AMBON – Perang Maluku dimulai karena Jerman Jerman dan ikut campur dalam penyebaran kertas di Ambon pada tahun 1817. Sikap Jerman telah menyebabkan kebingungan di perusahaan.
Kedua topik ini telah memimpin orang -orang Maluku melawan Belanda.
Memang, sebelum Jerman datang, orang -orang Ambon benar -benar tinggal bersama Inggris, mereka datang ke tempat pertama. Tetapi keputusan Gubernur Belanda Van Middelkoop menyebabkan kemarahan di masyarakat.

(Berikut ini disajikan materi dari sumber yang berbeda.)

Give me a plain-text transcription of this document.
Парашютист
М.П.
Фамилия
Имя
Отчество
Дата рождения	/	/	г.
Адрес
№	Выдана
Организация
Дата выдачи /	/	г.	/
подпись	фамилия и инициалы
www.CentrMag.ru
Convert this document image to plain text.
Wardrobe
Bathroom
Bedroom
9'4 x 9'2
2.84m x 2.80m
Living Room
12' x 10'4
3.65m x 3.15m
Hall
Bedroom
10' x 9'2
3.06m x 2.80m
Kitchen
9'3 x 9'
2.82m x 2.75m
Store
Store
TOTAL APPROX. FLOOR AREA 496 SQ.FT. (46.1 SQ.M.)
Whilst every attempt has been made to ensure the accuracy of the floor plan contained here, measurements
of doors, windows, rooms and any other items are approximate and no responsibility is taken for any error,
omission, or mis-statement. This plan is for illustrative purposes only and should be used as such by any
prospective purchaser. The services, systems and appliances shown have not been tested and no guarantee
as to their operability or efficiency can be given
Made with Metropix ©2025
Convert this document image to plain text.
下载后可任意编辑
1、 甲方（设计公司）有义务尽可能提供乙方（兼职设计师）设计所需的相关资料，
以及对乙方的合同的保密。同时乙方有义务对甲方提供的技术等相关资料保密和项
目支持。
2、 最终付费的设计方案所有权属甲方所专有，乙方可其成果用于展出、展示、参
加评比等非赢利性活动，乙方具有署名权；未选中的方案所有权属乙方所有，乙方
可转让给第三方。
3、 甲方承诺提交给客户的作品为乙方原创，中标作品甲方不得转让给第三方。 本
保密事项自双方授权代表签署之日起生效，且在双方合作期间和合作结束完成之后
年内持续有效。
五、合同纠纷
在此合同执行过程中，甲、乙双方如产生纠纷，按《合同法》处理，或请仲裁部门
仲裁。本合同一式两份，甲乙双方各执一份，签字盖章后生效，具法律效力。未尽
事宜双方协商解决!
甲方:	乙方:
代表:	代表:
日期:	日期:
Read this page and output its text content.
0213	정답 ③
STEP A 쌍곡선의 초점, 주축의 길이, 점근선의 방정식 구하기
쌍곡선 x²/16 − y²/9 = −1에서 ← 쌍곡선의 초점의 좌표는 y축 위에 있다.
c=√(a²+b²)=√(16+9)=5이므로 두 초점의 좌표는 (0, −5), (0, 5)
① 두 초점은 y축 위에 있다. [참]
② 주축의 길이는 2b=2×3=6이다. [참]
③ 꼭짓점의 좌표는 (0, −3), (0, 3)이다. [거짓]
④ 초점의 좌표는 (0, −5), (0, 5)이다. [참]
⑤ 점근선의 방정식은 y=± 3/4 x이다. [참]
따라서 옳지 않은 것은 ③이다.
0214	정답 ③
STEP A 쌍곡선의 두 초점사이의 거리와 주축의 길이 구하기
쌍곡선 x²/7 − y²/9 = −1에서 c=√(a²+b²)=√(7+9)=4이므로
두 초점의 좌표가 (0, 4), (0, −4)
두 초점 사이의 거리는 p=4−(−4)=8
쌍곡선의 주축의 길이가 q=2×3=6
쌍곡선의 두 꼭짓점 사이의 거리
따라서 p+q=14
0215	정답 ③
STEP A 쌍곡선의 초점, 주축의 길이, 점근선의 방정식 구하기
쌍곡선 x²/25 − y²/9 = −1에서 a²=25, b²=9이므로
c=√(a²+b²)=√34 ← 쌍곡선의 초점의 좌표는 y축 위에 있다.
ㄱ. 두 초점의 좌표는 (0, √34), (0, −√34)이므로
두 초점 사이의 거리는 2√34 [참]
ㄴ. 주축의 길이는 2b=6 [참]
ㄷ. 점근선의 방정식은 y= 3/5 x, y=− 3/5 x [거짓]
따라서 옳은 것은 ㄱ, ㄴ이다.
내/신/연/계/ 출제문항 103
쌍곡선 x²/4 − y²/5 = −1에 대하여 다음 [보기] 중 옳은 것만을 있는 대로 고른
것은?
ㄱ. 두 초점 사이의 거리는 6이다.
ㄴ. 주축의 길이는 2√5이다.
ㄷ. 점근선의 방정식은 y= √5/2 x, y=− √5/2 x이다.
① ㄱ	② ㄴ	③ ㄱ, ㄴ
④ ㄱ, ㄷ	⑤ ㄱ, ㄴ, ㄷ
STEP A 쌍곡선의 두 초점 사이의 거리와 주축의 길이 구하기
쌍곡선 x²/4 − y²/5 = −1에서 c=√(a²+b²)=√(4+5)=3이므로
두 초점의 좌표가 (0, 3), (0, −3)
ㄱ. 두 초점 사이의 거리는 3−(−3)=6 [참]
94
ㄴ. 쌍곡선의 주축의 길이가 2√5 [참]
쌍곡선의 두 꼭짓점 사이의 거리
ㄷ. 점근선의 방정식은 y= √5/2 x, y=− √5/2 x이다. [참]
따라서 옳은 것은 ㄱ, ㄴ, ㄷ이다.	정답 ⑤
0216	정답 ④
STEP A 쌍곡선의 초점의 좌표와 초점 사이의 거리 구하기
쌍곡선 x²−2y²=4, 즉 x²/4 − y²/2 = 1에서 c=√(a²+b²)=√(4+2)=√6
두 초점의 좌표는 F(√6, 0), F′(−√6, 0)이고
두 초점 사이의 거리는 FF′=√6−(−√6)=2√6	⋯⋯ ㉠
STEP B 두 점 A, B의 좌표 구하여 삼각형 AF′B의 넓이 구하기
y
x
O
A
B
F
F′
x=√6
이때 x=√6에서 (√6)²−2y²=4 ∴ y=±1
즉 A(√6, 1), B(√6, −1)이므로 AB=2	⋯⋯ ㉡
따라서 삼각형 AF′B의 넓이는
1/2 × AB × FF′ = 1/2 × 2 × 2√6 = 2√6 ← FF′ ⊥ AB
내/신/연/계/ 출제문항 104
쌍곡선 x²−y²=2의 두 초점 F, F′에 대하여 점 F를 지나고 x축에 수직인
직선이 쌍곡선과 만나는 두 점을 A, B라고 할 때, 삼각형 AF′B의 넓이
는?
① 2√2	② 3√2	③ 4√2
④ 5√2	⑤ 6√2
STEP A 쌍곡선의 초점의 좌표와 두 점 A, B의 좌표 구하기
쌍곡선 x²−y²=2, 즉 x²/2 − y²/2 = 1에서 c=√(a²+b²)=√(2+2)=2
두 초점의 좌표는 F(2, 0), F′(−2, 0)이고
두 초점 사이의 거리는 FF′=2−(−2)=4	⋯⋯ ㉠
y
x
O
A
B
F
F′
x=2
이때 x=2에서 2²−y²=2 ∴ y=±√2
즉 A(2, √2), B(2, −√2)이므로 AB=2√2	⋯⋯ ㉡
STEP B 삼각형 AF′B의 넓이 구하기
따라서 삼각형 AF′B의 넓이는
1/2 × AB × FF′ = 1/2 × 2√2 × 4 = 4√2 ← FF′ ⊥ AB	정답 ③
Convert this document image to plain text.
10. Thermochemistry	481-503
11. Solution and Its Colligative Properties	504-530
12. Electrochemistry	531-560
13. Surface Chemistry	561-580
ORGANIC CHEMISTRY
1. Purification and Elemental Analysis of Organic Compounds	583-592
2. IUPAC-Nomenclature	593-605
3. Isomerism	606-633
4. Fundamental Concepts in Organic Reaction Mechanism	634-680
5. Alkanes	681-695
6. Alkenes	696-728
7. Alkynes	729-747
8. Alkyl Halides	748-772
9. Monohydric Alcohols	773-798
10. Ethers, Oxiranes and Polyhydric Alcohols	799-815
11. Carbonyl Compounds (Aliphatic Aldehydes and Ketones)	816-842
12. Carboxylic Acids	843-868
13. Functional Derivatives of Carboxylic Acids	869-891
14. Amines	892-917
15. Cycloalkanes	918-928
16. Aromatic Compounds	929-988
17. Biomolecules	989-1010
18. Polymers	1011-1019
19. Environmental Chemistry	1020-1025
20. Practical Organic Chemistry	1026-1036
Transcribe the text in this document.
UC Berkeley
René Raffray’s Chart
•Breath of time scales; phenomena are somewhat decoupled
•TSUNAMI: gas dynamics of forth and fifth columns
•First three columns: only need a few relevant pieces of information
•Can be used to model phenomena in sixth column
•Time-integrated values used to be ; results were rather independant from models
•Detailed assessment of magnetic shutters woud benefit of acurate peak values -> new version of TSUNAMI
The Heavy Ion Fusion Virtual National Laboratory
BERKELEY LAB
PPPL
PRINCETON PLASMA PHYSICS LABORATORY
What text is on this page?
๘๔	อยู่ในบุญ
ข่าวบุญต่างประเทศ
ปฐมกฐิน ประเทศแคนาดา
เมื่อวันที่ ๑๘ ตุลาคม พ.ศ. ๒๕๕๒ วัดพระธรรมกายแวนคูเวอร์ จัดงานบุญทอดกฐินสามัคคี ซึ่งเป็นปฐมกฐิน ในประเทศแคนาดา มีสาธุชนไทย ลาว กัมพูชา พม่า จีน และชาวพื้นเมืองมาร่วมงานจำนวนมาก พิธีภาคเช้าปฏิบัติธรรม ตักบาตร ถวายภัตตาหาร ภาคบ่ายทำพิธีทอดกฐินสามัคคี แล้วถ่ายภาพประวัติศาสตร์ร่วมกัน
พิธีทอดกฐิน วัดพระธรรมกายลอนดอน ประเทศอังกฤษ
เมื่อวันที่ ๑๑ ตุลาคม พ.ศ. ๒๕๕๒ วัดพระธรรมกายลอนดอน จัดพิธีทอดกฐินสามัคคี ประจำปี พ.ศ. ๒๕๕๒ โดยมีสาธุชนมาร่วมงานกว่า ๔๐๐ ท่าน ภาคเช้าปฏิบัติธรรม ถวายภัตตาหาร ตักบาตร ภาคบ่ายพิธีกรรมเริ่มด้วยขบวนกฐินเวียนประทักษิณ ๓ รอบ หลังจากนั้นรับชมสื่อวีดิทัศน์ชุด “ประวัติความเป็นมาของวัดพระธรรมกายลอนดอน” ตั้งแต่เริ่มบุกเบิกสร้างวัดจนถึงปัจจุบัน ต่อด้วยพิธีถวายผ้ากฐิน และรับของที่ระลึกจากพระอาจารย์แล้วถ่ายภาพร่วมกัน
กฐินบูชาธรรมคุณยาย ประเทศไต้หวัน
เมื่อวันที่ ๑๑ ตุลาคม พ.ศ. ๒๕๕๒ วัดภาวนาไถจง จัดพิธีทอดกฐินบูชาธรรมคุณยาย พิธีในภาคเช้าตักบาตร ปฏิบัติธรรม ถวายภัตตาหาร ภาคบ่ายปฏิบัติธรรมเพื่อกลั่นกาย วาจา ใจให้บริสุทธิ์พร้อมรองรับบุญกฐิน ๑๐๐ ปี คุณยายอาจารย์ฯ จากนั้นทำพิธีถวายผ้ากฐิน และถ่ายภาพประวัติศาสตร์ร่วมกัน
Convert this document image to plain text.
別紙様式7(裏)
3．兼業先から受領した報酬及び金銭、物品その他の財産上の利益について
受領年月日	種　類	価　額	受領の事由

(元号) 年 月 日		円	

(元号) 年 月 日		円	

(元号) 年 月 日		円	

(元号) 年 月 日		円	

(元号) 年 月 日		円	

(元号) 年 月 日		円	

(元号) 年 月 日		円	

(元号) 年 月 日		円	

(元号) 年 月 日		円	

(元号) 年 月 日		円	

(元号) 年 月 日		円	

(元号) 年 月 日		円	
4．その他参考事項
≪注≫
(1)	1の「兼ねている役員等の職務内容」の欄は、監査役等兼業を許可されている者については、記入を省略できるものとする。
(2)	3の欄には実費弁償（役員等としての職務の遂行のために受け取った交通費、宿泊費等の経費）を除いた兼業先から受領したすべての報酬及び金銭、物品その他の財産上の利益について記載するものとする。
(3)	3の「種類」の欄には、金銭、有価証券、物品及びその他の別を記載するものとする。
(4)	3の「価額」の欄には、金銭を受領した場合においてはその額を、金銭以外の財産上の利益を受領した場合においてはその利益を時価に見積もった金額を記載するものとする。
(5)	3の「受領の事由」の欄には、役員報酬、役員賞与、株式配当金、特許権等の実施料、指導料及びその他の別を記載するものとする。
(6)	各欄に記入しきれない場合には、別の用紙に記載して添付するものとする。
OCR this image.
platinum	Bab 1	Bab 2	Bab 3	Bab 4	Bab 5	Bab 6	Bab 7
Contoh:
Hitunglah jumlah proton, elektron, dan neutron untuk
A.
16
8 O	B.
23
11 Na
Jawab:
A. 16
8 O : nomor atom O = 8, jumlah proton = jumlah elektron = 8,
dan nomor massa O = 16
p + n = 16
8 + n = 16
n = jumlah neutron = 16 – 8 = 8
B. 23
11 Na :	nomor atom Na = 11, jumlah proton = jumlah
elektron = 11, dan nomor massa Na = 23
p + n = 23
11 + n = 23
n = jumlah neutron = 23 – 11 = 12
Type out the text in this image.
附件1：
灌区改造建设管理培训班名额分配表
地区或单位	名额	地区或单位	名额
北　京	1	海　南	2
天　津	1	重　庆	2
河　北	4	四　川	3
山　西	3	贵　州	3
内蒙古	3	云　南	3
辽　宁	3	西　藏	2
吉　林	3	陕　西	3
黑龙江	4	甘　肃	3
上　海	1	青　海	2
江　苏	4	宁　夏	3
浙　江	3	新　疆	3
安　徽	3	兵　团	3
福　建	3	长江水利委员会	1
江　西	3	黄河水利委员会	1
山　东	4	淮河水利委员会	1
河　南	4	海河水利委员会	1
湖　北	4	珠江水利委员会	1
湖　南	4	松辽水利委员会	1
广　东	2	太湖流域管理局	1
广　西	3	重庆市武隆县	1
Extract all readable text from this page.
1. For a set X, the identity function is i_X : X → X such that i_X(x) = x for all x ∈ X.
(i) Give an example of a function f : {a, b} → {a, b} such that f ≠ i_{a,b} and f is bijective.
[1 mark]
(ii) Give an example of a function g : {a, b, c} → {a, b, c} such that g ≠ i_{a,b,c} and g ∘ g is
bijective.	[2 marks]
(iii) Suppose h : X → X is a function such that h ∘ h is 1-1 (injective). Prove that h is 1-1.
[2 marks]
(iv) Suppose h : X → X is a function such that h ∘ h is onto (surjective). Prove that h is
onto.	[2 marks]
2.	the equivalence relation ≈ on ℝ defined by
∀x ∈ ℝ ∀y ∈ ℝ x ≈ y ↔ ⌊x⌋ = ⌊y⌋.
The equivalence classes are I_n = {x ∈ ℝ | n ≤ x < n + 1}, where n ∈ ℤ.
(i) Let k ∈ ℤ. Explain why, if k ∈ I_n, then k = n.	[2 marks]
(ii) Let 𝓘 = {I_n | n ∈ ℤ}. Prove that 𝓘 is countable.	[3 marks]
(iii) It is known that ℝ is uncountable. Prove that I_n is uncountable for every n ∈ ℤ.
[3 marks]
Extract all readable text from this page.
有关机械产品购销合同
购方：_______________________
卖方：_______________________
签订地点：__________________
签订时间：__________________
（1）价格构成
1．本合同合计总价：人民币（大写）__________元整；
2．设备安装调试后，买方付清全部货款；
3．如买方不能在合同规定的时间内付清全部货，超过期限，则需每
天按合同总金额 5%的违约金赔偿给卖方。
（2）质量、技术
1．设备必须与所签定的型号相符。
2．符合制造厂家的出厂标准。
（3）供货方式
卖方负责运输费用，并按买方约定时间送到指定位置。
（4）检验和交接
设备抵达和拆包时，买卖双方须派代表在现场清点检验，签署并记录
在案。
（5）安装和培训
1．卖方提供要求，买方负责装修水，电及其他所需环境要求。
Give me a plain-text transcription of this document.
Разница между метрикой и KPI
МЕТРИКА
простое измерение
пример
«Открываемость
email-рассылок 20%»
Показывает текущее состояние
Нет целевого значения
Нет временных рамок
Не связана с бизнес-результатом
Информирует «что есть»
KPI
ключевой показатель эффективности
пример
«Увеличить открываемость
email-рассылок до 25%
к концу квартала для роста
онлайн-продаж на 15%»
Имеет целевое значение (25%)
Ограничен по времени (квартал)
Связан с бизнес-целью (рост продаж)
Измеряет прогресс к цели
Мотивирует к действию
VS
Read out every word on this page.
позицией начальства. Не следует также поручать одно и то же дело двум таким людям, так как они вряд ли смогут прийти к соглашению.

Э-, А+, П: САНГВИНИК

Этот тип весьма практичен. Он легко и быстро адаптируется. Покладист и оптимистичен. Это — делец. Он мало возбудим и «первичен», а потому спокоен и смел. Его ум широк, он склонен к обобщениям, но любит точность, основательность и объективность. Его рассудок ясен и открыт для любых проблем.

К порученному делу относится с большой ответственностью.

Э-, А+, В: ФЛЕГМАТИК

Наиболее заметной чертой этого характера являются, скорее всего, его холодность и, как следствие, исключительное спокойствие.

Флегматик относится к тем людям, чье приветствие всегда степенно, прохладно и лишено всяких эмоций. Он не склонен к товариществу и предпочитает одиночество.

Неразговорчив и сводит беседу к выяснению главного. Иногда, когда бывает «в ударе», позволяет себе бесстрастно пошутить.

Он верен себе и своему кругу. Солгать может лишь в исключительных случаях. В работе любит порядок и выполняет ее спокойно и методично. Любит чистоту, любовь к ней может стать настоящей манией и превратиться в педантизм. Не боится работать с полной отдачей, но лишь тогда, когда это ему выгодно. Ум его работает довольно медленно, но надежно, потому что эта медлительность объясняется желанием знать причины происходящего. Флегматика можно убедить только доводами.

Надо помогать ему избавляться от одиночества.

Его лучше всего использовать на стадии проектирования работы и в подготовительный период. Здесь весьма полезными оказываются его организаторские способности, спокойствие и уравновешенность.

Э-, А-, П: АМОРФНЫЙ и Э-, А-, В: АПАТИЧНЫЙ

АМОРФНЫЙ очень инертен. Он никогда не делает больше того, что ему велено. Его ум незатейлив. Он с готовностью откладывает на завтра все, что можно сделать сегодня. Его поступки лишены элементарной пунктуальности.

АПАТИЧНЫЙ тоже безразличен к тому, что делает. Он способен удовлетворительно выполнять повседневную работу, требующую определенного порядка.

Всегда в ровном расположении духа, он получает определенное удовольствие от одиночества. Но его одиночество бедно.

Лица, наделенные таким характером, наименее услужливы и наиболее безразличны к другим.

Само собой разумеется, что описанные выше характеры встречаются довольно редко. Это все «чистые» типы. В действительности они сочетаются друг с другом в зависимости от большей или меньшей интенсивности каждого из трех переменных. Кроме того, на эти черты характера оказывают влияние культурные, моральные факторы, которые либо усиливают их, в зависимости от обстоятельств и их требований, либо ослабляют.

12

Banyak kegiatan lain secara tidak tepat, termasuk Gubernur Van Middelkoop memesan garam dan garam dan garam jatuh di atas kapal Ambon, yang dianggap sebagai tindakan menjijikkan.
Menurut “Sejarah Sejarah Nasional Indonesia IV: Sebelum Kolonialisme di Indonesia,” ikan dan garam tidak pernah terjadi. Untungnya adalah bahwa pada waktu itu hubungan dengan Batavia sangat sulit sehingga makanan dan staf dolar juga terlambat, jadi Van Middelkoop memberikan pesanan ini.
Pesanan ini dianggap sebagai beban karena fungsi paksa lainnya tidak berkurang. Sedikit uang untuk ikan garam dan garam menurun dengan orang -orang yang saparua.
Kekhawatiran lain adalah penyebaran kertas yang telah memulai kejutan oleh Belanda. Dari VOC tiba di Maluku, orang -orang selalu melihat koin uang dari menjual kerang mereka. Daendels mulai mendapatkan uang kertas di Jawa dan 1817 di Ambon.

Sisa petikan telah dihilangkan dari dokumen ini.